Emotional Intelligence - March 1, 2022
Self-regulation can help our EQ: we can create a plan for how we might manage our emotions and learn from what we try. Can you think of a situation in a course where using emotional intelligence could benefit you?
Exercising our EQ makes us stronger collaborators. We can read and react to social cues indicating a teammate’s emotional state and manage our own frustration or confusion. Can you think of an interaction with another person where you or your collaborator could have benefitted from practicing or growing your EQ?
"Emotional intelligence (EQ) is defined as the ability to identify, name and manage your emotions. Exercising your emotional intelligence can help you navigating challenging situations and improve your interactions with others."
Playing in doubles in tennis is not easier than playing singles in my opinion. In my experience, there are is another partner you have to be there for, understand their movements and instincts, protect their back, actively listen for their cues when they want to switch or taking a shot at the middle, and more importantly in my past mistakes, not disappoint.
The pressure of not messing up the game because that meant letting them down as well was the responsibility and crushing guilt I held inside of me a few months back in a MHC vs Smith match.
It had been a long match where me and my partner were giving it out all. We both had lost our previous matches and were trying to go out doing our best in playing everything we had learned during all past intense months of practice. The match had been going for hours and it was the last match of the tournament since everyone had ended theirs already. Both teams sat watching the match we were closing to winning or losing because it was a really, really close game. We had to go to tiebreakers, which is basically the decisive 7-point game where it decides who wins with a two-point difference.
The game went above 7-points because we were so close. 6-7, 7-7, 7-8, 8-8, and so forth.
Then, it was my turn to serve.
It was stressful to the max, knowing if I missed the next two serves, we would lose the match because of me.
I wished I had had a higher emotional intelligence back then. Maybe the the stress wouldn't have gotten to me and I had more focus on my technique for the serves instead of how important this last point was. Maybe it would have helped to acknowledge the fear and validated it from the start instead of pushing it down to continue on to the game.
Looking back, missing those two serves weren't the things I am less proud of.

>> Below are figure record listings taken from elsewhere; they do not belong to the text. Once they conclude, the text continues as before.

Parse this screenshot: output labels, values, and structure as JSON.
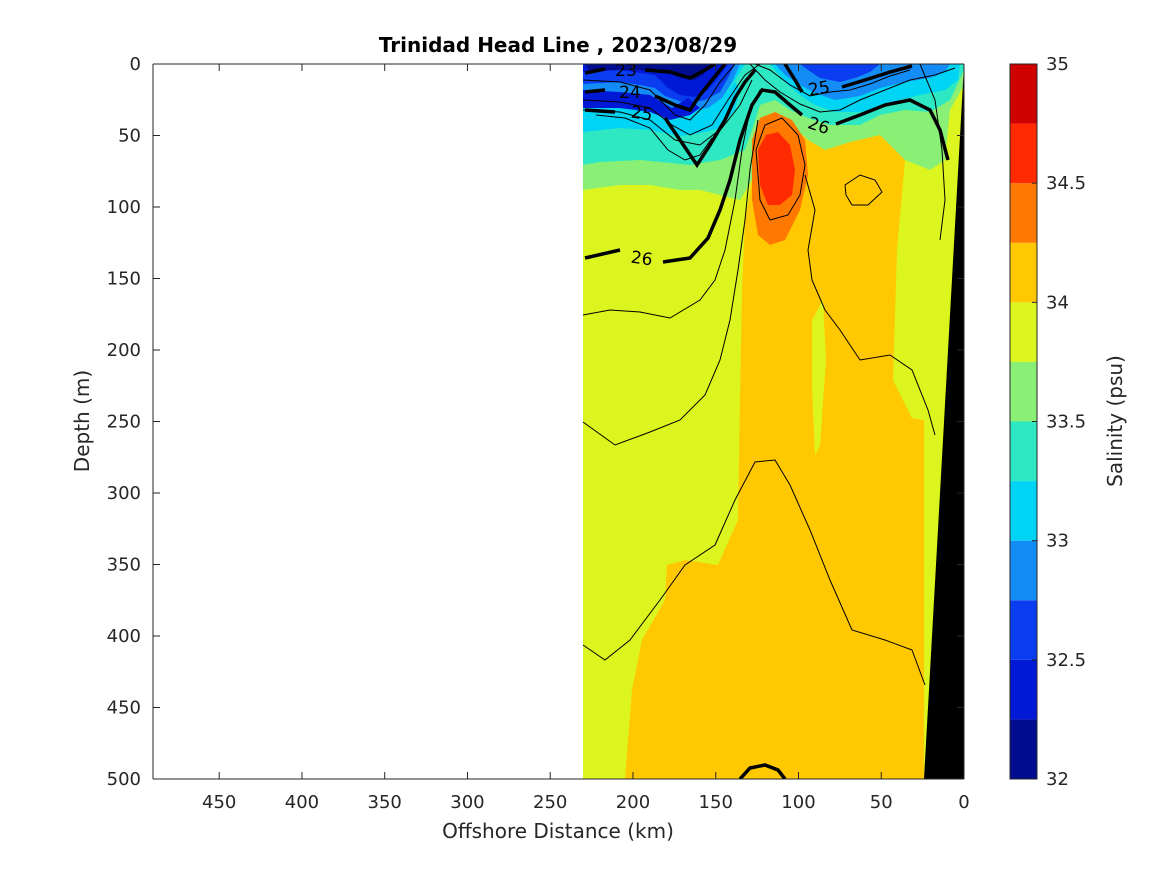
{
  "chart_data": {
    "type": "contourf",
    "title": "Trinidad Head Line , 2023/08/29",
    "xlabel": "Offshore Distance (km)",
    "ylabel": "Depth (m)",
    "colorbar_label": "Salinity (psu)",
    "xlim": [
      490,
      0
    ],
    "ylim": [
      0,
      500
    ],
    "y_reversed": true,
    "x_reversed": true,
    "x_ticks": [
      "450",
      "400",
      "350",
      "300",
      "250",
      "200",
      "150",
      "100",
      "50",
      "0"
    ],
    "y_ticks": [
      "0",
      "50",
      "100",
      "150",
      "200",
      "250",
      "300",
      "350",
      "400",
      "450",
      "500"
    ],
    "colorbar_ticks": [
      "35",
      "34.5",
      "34",
      "33.5",
      "33",
      "32.5",
      "32"
    ],
    "colorbar_range": [
      32,
      35
    ],
    "colorbar_levels": [
      {
        "from": 32.0,
        "to": 32.25,
        "color": "#000d8f"
      },
      {
        "from": 32.25,
        "to": 32.5,
        "color": "#0019d6"
      },
      {
        "from": 32.5,
        "to": 32.75,
        "color": "#0a3cf0"
      },
      {
        "from": 32.75,
        "to": 33.0,
        "color": "#148cf5"
      },
      {
        "from": 33.0,
        "to": 33.25,
        "color": "#00d4f5"
      },
      {
        "from": 33.25,
        "to": 33.5,
        "color": "#2ee8c4"
      },
      {
        "from": 33.5,
        "to": 33.75,
        "color": "#8af075"
      },
      {
        "from": 33.75,
        "to": 34.0,
        "color": "#dcf51e"
      },
      {
        "from": 34.0,
        "to": 34.25,
        "color": "#ffc800"
      },
      {
        "from": 34.25,
        "to": 34.5,
        "color": "#ff7800"
      },
      {
        "from": 34.5,
        "to": 34.75,
        "color": "#ff2a00"
      },
      {
        "from": 34.75,
        "to": 35.0,
        "color": "#d10000"
      }
    ],
    "data_extent_km": [
      230,
      0
    ],
    "density_contour_labels": [
      "23",
      "24",
      "25",
      "25",
      "26",
      "26"
    ],
    "bottom_fill_color": "#000000"
  }
}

It was my reaction right after.
Of course I was upset my serves that didn't even go over the net had lost us the match, which is perfectly normal, however after I just went... quiet.
I shook hands with the team, thanked my partner for playing with me, and just kept quiet as our coach debriefed us. I went quiet because I knew if I said something it probably would have come out with a broken voice and then later give me an asthma attack.
The team loaded back the van and we left back to campus. I was in the back, put my earphones in, and wallowed in silence as I pretended to sleep.
See what I did wrong?
You see, playing doubles means you have a teammate there to protect, help, and lose or win a match with. At the same time, you have someone to protect you, help you, and lose or win a match with. For not wanting to recognize those sad emotions within me and bottled them up, I left my partner in silence on the way back to campus.
Who knows what she had been thinking at the time as well? I didn't know because I also didn't ask. I felt like I failed her back when I lost the match for us, but I think I failed her more as a teammate when I secluded myself in my exhaustion.
To make it worse, after coming back to campus, I left to go back to the gym and practice more and left the team when they went all together to have dinner.
Hey! Do you know what would really help someone like this? That's right! A "Glowing Garden". Only for tonight, the offer of two Glowing Garden for the price of one is on sale!
Anyways, phew... So, how could emotional intelligence help me then? Probably not be a better partner after the game. Yes, I had been super tired, upset enough to go mute, and had no energy to give the kind she deserved. Either way, I think if I had recognized my feelings, saw them for what they are and taken into account other things like mindset, self-regulation, and active listening, I could have been a better teammate back then. I could have asked how they felt after the match, and hear their thoughts out even when I am afraid they were angry at me for losing those last points.
I recognized all of this that same night, and so I went to apologize the next time we had met. That experience is not something I am proud of but since I am just learning now to play doubles, and what it means to be in a sports team, it is a good learning experience to look back at and gain wisdom from. Instead of letting myself feel all the shame and guilt I am going to use EQ to look at it through a different perspective and grow from it.